The experience rounded out with an exploration of Ghana’s political development. The group received a tour of the Kofi Annan International Peacekeeping Training Centre and had the privilege of sitting in on a number of trial sessions at the Supreme Court of Ghana. Two of the most memorable experiences in the capital, included an opportunity to enter the gorgeous Jubilee House (Office of Ghana’s President, Nana Dankwa Akufo-Addo) and a community service day in the community of Chokor, Jamestown.

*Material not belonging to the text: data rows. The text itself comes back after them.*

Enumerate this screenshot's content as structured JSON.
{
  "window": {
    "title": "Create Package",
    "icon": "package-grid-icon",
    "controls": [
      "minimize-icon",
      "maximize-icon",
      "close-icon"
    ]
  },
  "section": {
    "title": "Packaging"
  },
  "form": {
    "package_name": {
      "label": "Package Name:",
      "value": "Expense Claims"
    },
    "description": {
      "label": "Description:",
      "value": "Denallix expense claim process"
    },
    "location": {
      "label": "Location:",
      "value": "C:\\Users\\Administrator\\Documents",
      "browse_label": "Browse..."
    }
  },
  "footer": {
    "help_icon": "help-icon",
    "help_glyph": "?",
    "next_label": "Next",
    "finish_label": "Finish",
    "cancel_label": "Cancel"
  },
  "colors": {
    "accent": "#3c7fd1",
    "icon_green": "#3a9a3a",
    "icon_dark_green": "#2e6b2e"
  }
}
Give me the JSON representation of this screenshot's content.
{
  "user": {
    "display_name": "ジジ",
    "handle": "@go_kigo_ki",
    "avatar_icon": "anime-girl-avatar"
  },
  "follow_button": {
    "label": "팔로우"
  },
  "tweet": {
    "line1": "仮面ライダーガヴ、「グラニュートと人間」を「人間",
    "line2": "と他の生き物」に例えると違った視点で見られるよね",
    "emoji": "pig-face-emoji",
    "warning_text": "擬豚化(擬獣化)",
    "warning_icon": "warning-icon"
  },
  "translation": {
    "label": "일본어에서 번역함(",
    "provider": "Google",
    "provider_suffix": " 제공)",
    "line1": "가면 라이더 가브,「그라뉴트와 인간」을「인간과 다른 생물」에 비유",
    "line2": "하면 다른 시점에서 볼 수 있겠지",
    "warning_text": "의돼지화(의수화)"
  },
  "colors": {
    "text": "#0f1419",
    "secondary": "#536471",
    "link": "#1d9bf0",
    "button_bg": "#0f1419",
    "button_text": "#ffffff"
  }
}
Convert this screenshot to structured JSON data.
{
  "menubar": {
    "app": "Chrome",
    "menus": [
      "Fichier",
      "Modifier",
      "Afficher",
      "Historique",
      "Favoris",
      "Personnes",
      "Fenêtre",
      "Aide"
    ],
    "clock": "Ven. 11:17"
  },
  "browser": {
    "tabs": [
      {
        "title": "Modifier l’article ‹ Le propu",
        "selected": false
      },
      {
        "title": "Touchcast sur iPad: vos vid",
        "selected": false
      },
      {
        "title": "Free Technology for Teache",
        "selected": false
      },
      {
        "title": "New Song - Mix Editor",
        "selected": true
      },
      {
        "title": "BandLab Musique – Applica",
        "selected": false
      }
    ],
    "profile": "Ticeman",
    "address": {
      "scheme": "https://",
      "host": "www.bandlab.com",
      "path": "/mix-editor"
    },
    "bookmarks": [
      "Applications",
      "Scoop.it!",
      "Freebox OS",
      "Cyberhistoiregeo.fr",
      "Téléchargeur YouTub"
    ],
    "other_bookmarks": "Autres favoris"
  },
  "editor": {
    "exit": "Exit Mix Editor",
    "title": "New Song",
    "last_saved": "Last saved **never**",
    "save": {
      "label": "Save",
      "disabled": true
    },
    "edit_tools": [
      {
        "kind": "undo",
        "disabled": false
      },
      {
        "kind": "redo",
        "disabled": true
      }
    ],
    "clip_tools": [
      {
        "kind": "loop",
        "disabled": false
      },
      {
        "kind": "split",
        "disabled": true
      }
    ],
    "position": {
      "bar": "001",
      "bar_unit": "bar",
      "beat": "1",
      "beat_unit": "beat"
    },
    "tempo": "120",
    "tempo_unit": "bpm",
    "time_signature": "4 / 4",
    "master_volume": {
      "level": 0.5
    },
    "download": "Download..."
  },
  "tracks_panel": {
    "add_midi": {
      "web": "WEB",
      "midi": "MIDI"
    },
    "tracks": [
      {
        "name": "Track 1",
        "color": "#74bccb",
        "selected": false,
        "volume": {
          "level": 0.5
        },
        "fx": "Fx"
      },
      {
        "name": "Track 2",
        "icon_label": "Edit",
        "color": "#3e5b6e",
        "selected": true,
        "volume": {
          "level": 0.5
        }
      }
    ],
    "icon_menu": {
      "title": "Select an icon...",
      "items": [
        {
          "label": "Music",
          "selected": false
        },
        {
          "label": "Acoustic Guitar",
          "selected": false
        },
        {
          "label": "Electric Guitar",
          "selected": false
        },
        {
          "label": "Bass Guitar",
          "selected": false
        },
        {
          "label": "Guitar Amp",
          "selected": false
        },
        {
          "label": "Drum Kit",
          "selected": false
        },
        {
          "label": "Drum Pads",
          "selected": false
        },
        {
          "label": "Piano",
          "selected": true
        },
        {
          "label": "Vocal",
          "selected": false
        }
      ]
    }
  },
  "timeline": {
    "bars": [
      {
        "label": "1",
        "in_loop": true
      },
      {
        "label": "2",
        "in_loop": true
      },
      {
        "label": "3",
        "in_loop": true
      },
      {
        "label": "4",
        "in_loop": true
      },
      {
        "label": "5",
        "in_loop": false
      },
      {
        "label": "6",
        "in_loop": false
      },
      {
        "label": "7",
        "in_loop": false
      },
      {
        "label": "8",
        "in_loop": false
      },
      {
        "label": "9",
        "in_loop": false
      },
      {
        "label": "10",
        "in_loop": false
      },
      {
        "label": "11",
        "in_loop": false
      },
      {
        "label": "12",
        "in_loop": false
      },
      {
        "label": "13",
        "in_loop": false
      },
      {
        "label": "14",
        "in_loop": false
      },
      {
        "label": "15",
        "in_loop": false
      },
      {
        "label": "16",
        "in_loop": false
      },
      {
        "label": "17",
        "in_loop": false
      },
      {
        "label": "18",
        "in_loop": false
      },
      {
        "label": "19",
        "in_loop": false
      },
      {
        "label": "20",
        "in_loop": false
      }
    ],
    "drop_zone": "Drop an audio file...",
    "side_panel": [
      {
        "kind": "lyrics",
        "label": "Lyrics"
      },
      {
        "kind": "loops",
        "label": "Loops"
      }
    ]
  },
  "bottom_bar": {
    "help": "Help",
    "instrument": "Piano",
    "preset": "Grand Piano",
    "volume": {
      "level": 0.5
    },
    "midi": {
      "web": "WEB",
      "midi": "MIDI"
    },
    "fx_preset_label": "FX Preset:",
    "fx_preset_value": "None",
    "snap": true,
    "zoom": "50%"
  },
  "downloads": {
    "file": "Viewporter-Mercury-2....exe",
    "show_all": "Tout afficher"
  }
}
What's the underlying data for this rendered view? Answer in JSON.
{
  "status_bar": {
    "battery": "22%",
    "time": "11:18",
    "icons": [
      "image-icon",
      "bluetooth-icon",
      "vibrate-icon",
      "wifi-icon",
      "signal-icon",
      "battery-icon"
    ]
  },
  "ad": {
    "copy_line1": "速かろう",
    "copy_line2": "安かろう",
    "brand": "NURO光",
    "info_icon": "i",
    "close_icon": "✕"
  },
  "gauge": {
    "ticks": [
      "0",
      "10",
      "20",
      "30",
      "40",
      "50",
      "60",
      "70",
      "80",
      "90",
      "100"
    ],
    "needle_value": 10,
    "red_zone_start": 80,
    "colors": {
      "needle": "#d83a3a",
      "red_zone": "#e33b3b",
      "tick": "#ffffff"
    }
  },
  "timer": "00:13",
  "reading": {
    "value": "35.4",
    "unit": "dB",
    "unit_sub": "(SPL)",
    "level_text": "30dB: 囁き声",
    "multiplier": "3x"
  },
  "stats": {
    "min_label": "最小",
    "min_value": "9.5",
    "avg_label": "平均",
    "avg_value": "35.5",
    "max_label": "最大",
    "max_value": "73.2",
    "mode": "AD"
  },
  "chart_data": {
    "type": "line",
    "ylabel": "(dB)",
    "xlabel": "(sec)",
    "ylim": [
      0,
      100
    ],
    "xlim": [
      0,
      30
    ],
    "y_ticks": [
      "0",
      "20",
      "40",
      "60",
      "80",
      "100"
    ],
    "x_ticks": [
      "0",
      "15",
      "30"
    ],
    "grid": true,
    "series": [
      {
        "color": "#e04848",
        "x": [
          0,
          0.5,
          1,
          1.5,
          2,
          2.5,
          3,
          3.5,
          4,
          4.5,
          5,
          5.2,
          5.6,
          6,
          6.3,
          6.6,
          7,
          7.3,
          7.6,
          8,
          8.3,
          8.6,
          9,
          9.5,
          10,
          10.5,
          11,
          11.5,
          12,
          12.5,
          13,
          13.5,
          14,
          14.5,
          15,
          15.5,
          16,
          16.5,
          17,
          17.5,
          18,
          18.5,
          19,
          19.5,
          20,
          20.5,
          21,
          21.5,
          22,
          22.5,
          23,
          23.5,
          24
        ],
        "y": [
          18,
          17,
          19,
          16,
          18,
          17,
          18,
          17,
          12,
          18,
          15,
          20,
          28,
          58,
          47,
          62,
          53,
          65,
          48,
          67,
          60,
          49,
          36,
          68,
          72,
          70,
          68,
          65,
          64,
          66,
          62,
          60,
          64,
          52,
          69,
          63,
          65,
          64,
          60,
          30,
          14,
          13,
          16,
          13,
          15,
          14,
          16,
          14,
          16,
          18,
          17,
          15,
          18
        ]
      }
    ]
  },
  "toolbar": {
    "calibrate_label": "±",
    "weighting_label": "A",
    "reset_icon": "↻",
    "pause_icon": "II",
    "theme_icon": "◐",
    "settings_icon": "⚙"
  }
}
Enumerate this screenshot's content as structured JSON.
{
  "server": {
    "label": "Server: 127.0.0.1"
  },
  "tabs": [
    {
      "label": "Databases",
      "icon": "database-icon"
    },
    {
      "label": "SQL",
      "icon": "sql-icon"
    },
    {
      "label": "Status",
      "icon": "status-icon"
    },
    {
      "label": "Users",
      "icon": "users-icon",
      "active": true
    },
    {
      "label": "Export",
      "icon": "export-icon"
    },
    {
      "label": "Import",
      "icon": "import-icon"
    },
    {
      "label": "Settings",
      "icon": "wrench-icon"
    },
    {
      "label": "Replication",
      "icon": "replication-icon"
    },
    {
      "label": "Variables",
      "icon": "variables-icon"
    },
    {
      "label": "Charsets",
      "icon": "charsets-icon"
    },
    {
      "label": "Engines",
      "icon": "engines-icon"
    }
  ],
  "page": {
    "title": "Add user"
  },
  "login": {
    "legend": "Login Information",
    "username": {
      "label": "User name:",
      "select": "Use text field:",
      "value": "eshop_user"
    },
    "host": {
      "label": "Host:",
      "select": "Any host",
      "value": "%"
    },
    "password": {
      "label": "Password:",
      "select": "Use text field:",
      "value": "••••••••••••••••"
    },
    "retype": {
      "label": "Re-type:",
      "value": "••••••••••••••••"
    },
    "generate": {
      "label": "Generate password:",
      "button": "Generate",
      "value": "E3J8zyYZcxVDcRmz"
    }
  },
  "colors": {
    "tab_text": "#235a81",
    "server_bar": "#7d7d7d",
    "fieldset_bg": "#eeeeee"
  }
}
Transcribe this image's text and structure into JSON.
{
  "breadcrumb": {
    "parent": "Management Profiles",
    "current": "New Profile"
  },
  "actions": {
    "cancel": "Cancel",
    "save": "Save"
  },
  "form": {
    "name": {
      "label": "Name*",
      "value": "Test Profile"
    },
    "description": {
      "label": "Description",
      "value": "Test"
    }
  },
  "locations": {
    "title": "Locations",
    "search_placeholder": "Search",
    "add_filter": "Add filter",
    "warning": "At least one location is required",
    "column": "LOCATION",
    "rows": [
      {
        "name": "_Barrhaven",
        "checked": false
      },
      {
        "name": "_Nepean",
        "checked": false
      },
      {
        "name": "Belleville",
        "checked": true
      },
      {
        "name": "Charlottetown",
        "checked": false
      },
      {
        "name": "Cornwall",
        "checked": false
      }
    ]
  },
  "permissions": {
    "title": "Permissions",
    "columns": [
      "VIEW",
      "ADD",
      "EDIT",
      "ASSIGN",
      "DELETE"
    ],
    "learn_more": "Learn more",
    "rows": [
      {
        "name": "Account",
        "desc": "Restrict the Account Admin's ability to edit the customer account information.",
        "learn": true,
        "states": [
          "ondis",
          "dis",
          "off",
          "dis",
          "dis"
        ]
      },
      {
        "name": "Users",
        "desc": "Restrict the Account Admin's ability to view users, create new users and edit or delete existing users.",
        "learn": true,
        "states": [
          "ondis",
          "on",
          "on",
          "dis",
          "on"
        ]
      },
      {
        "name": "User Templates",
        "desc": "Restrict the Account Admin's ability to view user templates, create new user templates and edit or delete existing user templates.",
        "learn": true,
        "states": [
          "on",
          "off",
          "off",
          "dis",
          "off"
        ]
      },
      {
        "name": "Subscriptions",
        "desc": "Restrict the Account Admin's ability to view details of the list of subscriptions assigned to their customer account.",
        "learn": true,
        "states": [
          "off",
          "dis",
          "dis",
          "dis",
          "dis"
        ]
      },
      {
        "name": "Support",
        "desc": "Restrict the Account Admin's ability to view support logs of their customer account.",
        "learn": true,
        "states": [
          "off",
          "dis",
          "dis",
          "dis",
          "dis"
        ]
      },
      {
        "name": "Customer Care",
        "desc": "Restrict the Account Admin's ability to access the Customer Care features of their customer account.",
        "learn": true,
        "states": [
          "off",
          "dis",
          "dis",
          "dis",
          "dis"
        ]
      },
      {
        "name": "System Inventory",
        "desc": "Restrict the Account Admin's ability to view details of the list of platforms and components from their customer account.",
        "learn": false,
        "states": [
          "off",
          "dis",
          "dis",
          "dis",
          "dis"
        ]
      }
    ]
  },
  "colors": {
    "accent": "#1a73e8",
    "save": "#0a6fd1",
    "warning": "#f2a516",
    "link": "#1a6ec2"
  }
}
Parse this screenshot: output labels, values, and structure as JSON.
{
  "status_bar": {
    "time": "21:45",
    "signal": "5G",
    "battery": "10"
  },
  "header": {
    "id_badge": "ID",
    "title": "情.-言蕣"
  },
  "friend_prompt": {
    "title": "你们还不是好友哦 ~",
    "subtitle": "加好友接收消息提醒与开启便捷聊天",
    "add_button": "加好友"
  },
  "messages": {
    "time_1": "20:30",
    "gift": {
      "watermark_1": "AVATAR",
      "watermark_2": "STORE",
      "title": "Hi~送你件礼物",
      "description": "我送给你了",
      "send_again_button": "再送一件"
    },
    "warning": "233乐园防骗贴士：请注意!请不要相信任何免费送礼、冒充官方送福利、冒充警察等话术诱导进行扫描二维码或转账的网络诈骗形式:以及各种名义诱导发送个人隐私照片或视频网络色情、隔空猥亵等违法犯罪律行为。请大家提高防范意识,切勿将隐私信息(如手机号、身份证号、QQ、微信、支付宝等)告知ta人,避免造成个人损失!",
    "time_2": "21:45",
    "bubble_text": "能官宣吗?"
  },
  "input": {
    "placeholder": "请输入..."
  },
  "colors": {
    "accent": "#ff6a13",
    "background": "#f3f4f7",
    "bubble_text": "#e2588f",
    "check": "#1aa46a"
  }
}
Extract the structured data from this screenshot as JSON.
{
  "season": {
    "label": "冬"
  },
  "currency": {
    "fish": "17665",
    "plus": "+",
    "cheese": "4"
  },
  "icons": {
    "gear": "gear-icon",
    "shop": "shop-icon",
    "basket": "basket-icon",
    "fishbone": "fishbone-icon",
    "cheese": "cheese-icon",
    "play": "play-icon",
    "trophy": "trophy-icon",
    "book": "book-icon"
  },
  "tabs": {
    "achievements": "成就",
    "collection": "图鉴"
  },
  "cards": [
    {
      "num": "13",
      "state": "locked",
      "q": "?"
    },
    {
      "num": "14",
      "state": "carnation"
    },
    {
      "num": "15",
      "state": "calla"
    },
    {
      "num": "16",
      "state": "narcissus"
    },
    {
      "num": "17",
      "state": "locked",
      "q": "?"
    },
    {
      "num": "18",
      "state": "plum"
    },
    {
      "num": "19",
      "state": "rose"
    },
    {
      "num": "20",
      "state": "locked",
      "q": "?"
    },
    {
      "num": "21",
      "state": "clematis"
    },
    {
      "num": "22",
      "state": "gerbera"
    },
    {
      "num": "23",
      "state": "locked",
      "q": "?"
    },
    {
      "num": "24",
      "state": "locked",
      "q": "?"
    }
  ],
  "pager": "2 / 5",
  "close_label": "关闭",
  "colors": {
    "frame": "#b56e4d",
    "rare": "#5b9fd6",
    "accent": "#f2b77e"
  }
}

The group met the Diaspora Affairs Division at the Office of the President, where they learned more about Ghana’s engagement with the global diaspora community and more about the ‘Year of Return’. A beach cleanup with BASICS International on the final day was a moving experience for all as students, staff and faculty; cleaning up plastic waste and interacting with the local community.

An Unforgettable Experience

Overall, the group was struck by the level of hospitality they experienced throughout their entire stay in the country, encouraged now to be more intentional in reaching out to African students back at the home campus.

“The trip to Ghana was in fact far more than a trip to me," said Millenia Wells, a sophomore majoring in Biological Sciences with an emphasis in Health and Medicine. "It was an experience of emotional and self-reflecting empowerment in which allowed me to get a glimpse of history and culture that was once stolen from my people long ago."

The group reflected on commonalities between Ghanaian culture and African American culture which provided a feeling of belonging and being at home. More importantly, the group expressed the need to come back to the U.S. and center their experiences in places where they have been excluded. One of the greatest takeaways was the need for more conversations, engagement and connections between African Americans and those who recently emigrated from countries in Africa to the U.S. Webster Ghana was proud to have diversity training sessions for both students and staff led by Flewellen and host the group at the Webster Ghana Campus.